Theoretically and practically, it seems to me straightforward that voices are unique, embodied, and rely on specific listeners, real or imagined. Rodenburg, who attends to the rights of the speaking person to be heard for who they are, stresses that there are no bad voices, only bad habits. According to Rodenburg, a person’s voice is always true to who he or she is, whether that voice is remarkably “free” of repressive habits or a complicated reflection of various forces that have adversely affected it. Knight is similarly interested in preventing the obfuscation or neutralization of sounds any one speaker instinctively wants to make or could potentially make. Both criticize the alleged “beautiful” or “neutral” sounds of a BBC or aristocratic voice (Rodenburg) or World or Standard English (Knight). Both are primarily concerned with opening up vocal potential, beginning with the body and the possibilities of expressive sound and moving toward comprehensible speech.
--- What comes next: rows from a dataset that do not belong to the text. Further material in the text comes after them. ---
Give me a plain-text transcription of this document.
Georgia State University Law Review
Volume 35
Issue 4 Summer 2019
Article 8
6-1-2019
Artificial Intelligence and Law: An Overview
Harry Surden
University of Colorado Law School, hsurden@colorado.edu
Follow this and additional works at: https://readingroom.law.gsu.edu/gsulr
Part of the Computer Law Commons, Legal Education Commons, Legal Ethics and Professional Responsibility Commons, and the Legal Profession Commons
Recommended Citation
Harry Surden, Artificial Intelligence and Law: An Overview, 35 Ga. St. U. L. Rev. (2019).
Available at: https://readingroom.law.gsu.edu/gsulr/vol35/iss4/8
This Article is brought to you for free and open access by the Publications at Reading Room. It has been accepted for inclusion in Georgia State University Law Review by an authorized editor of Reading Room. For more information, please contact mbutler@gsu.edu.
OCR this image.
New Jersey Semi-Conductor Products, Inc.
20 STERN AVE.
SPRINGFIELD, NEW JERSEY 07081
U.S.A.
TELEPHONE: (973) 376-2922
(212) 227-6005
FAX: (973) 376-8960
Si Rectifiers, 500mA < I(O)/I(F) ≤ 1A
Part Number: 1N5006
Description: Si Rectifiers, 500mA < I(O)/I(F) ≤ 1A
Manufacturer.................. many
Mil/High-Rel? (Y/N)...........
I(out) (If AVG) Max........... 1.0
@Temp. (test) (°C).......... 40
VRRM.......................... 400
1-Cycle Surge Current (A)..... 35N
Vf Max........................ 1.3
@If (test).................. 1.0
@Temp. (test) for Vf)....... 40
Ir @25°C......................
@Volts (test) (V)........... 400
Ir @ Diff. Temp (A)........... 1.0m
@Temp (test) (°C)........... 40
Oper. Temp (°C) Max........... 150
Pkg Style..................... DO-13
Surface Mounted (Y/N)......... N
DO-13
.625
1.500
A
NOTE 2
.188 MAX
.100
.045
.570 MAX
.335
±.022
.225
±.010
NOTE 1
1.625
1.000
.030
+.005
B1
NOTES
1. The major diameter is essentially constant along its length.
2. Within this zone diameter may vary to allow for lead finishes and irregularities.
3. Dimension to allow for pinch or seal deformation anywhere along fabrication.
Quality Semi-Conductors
But when Cavarero wants to establish the primacy of embodied phonics, she does so in part by contrasting the deceptiveness of language with the truth of the voice. Moreover, the singular voice, unlike speech, “plays no trick…but rather unmasks the speech that masks it” (24). This sounds like a lot of work for the voice. And why if a voice is singular may it not also deceive? Why does the first preclude the second? Is singularity synonymous with truthfulness in this argument, and if so, could the opposite also be true? Like Tolstoy’s families (all happy families are alike; every unhappy family is unhappy in its own way), do all false voices sound the same whereas every true voice sounds distinctive?


This is the case in Cavarero’s first example, Calvino’s story “A King Listens,” in which all the voices of the court are heard by the King as a wash of false sounds, before the sole voice of an unseen woman singing registers what Cavarero describes as the “simple sonorous truth.” Indeed, almost all of the examples of the truth-telling power of the voice in Cavarero—from the pivotal character in Calvino to the Sirens to opera singers—are female singers. While the speaking voice is revealing, as Rodenburg would affirm, for Cavarero the singing voice attests definitively “to the truth of the vocal” (6). The power of singing is so far privileged here that Cavarero claims, “no woman is more mute than a woman who loses her singing voice” (119). This distinction between speaking and singing truthfulness is similar to the way in which speech, song, and dance in musical theatre often function in a hierarchy of authentic affect. A character becomes most articulate and emotionally truthful in song and dance (and characters are not necessarily in charge of their revealing, intuitive singing and dancing selves). This truth-telling narrative convention also dovetails with the exposure of a performer’s ability, which is revealed principally in song.


I don’t think there’s a question that aspects of who we are as individuals are revealed in our voices, and even in our breathing, but whether that information can be read clearly or accurately by anyone else is another story entirely, so the question of truth and the truth of what is revealed vocally seems nebulous at best. With all her listening experience, Rodenburg, for example, perhaps would have greater powers of perception than most. Yet, as Barthes puts it, emphasizing the singularity of the listener at least: “This phonetics—am I alone in perceiving it?... isn’t the truth of the voice to be hallucinated?” (184). Certainly the ear that hears is every bit as individual as the voice that speaks.